Astrid von „Arthurs Tochter kocht“ und mich verbindet mindestens die Liebe zu gutem Essen und der Spaß beim Kochen. Ich wage einfach einmal zu behaupten, dass wir auch in etwa den selben Humor teilen, der durchaus einmal so schwarz sein kann wie die Sauce eines zünftigen „Peposo notturno“. Dass ich Astrids Kochkunst sehr schätze, habt Ihr wahrscheinlich schon bemerkt, denn ich hole mir immer wieder Inspiration aus dem reichhaltigen Fundus ihres großartigen Blogs.
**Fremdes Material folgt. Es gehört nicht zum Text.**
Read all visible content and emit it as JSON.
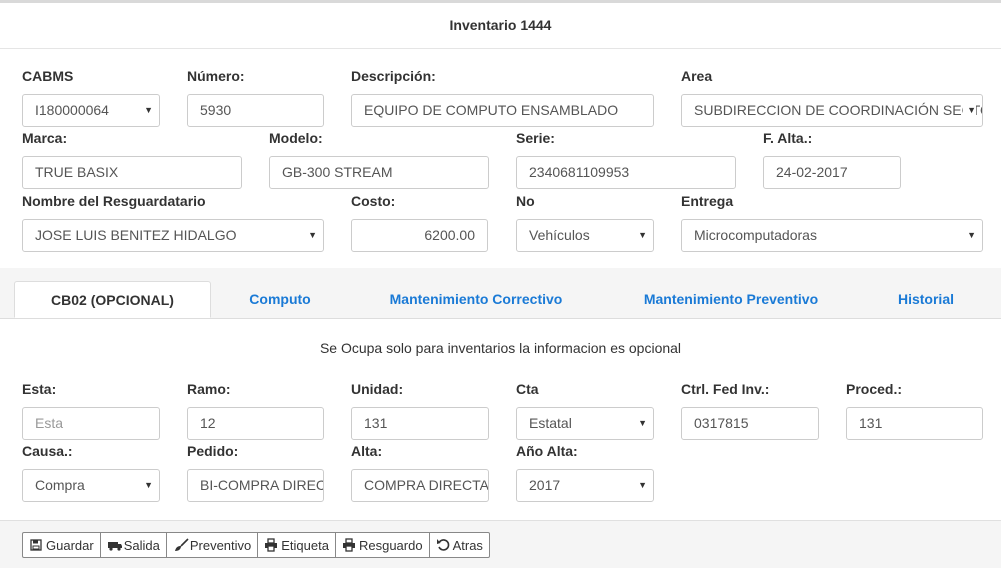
{
  "header": {
    "title": "Inventario 1444"
  },
  "general": {
    "cabms": {
      "label": "CABMS",
      "value": "I180000064"
    },
    "numero": {
      "label": "Número:",
      "value": "5930"
    },
    "descripcion": {
      "label": "Descripción:",
      "value": "EQUIPO DE COMPUTO ENSAMBLADO"
    },
    "area": {
      "label": "Area",
      "value": "SUBDIRECCION DE COORDINACIÓN SECTORIAL"
    },
    "marca": {
      "label": "Marca:",
      "value": "TRUE BASIX"
    },
    "modelo": {
      "label": "Modelo:",
      "value": "GB-300 STREAM"
    },
    "serie": {
      "label": "Serie:",
      "value": "2340681109953"
    },
    "falta": {
      "label": "F. Alta.:",
      "value": "24-02-2017"
    },
    "resguardatario": {
      "label": "Nombre del Resguardatario",
      "value": "JOSE LUIS BENITEZ HIDALGO"
    },
    "costo": {
      "label": "Costo:",
      "value": "6200.00"
    },
    "no": {
      "label": "No",
      "value": "Vehículos"
    },
    "entrega": {
      "label": "Entrega",
      "value": "Microcomputadoras"
    }
  },
  "tabs": [
    {
      "label": "CB02 (OPCIONAL)",
      "active": true
    },
    {
      "label": "Computo"
    },
    {
      "label": "Mantenimiento Correctivo"
    },
    {
      "label": "Mantenimiento Preventivo"
    },
    {
      "label": "Historial"
    }
  ],
  "cb02": {
    "note": "Se Ocupa solo para inventarios la informacion es opcional",
    "esta": {
      "label": "Esta:",
      "placeholder": "Esta"
    },
    "ramo": {
      "label": "Ramo:",
      "value": "12"
    },
    "unidad": {
      "label": "Unidad:",
      "value": "131"
    },
    "cta": {
      "label": "Cta",
      "value": "Estatal"
    },
    "ctrl_fed_inv": {
      "label": "Ctrl. Fed Inv.:",
      "value": "0317815"
    },
    "proced": {
      "label": "Proced.:",
      "value": "131"
    },
    "causa": {
      "label": "Causa.:",
      "value": "Compra"
    },
    "pedido": {
      "label": "Pedido:",
      "value": "BI-COMPRA DIRECTA"
    },
    "alta": {
      "label": "Alta:",
      "value": "COMPRA DIRECTA"
    },
    "anio_alta": {
      "label": "Año Alta:",
      "value": "2017"
    }
  },
  "footer": {
    "buttons": [
      {
        "label": "Guardar",
        "icon": "save-icon"
      },
      {
        "label": "Salida",
        "icon": "truck-icon"
      },
      {
        "label": "Preventivo",
        "icon": "brush-icon"
      },
      {
        "label": "Etiqueta",
        "icon": "print-icon"
      },
      {
        "label": "Resguardo",
        "icon": "print-icon"
      },
      {
        "label": "Atras",
        "icon": "undo-icon"
      }
    ]
  },
  "colors": {
    "accent": "#1a7ad6",
    "border": "#cccccc",
    "band": "#f5f5f5"
  }
}
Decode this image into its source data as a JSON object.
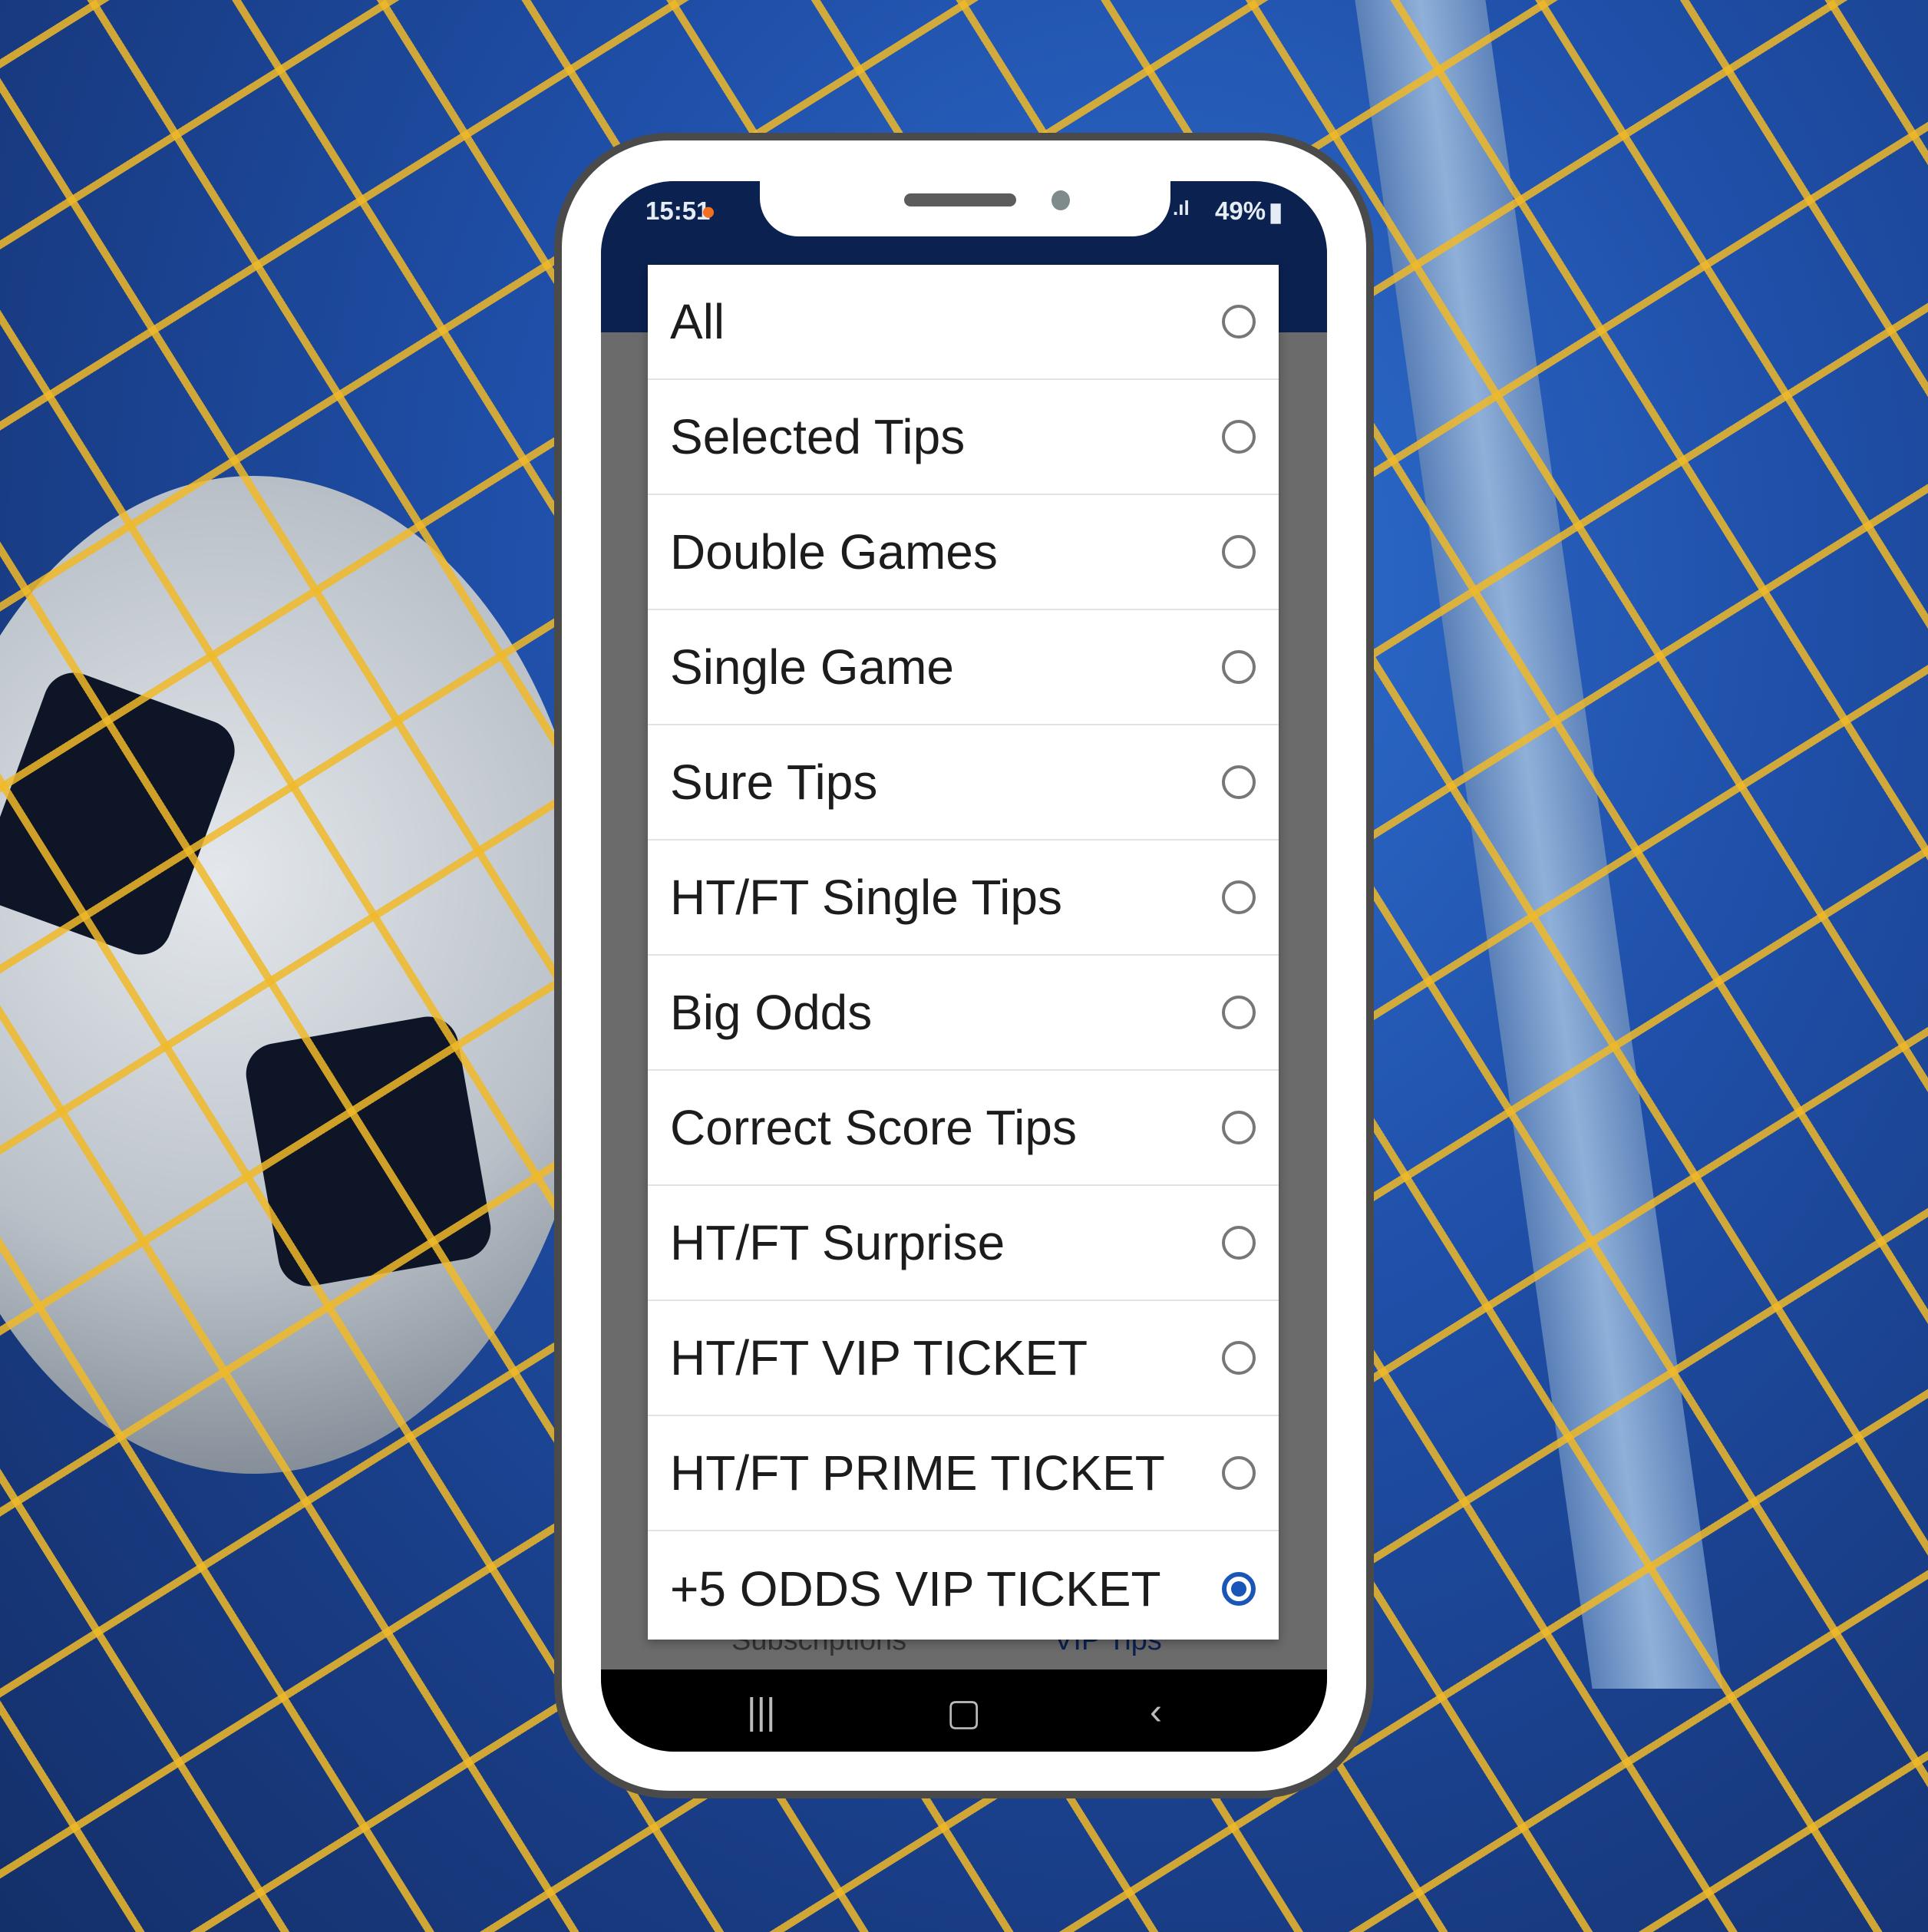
{
  "status_bar": {
    "time": "15:51",
    "battery": "49%",
    "signal_icon": "signal-bars-icon",
    "battery_icon": "battery-icon"
  },
  "background_tabs": [
    {
      "label": "Subscriptions"
    },
    {
      "label": "VIP Tips"
    }
  ],
  "filter_options": [
    {
      "label": "All",
      "selected": false
    },
    {
      "label": "Selected Tips",
      "selected": false
    },
    {
      "label": "Double Games",
      "selected": false
    },
    {
      "label": "Single Game",
      "selected": false
    },
    {
      "label": "Sure Tips",
      "selected": false
    },
    {
      "label": "HT/FT Single Tips",
      "selected": false
    },
    {
      "label": "Big Odds",
      "selected": false
    },
    {
      "label": "Correct Score Tips",
      "selected": false
    },
    {
      "label": "HT/FT Surprise",
      "selected": false
    },
    {
      "label": "HT/FT VIP TICKET",
      "selected": false
    },
    {
      "label": "HT/FT PRIME TICKET",
      "selected": false
    },
    {
      "label": "+5 ODDS VIP TICKET",
      "selected": true
    }
  ],
  "nav": {
    "recents": "recents-icon",
    "home": "home-icon",
    "back": "back-icon"
  },
  "colors": {
    "accent": "#1a56b8",
    "header": "#0b2150"
  }
}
Wir haben uns auf unsere Kreationen immer schon Feedback gegeben, aber seit Anfang des Jahres steht für die betont begeisterter Gefühlsregung bei der Betrachtung der Rezepte das kurze Wort „Ey!“, gerne mit einem Ausrufezeichen versehen. Astrid, das hat echt großen Spaß gemacht, ey!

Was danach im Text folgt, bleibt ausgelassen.